Contact your local tax assessor or town hall to determine the procedure for the abatement application. Certain municipalities require that abatements be filed at a specific time of year. Prepare your case and apply during that window.
Fill out an abatement application. Depending on how large the town is, the abatement form may be available online or you may have to go to the town or city hall to get it in person. Information that will be required may include items such as your name, property address, the amount owed, any additional charges or penalties, and the reason you are applying for the abatement.
Submit the application for abatement to the proper board or council. Again, this will vary by municipality. If you have evidence to support a hardship qualification, include that with the application as well.

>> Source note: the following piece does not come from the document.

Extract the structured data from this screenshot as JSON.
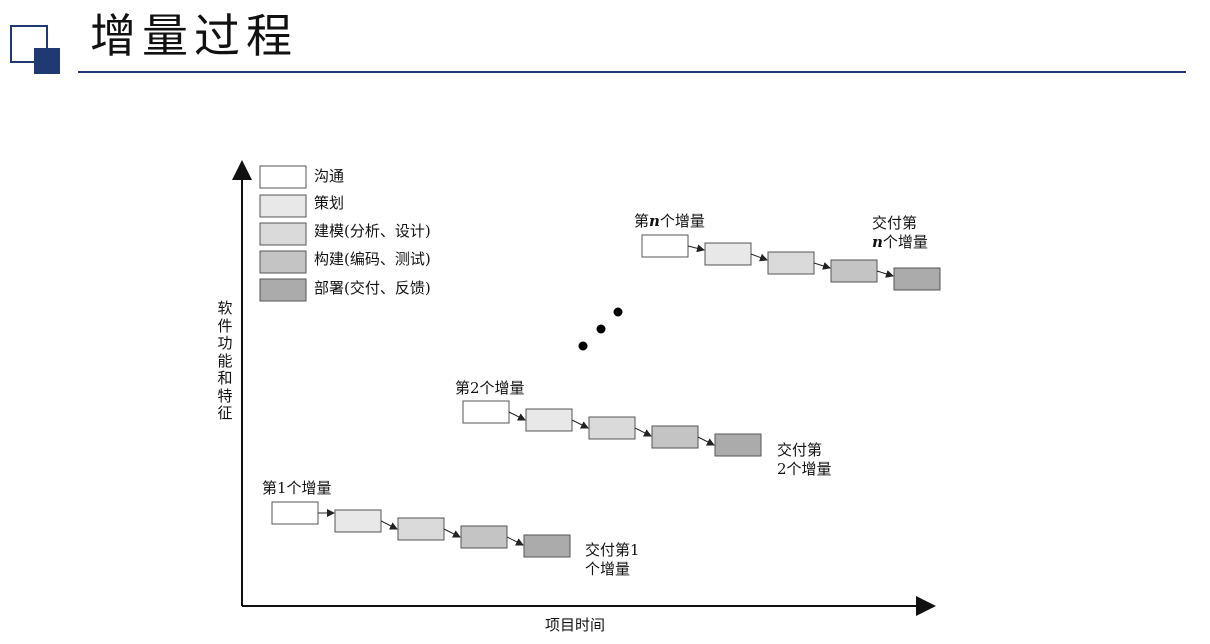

Follow up on your application. Certain municipalities will allow you to speak on your behalf at the city or town meeting where the decision is being made. While usually not required, it may help to explain your circumstances in person. If you have any additional documentation that you did not previously submit, you may also ask to add it as an addendum to your abatement request.
Receive the decision from the board on your abatement application. If you disagree with the ruling, you can file for the appeal process. However, this process will vary by municipality.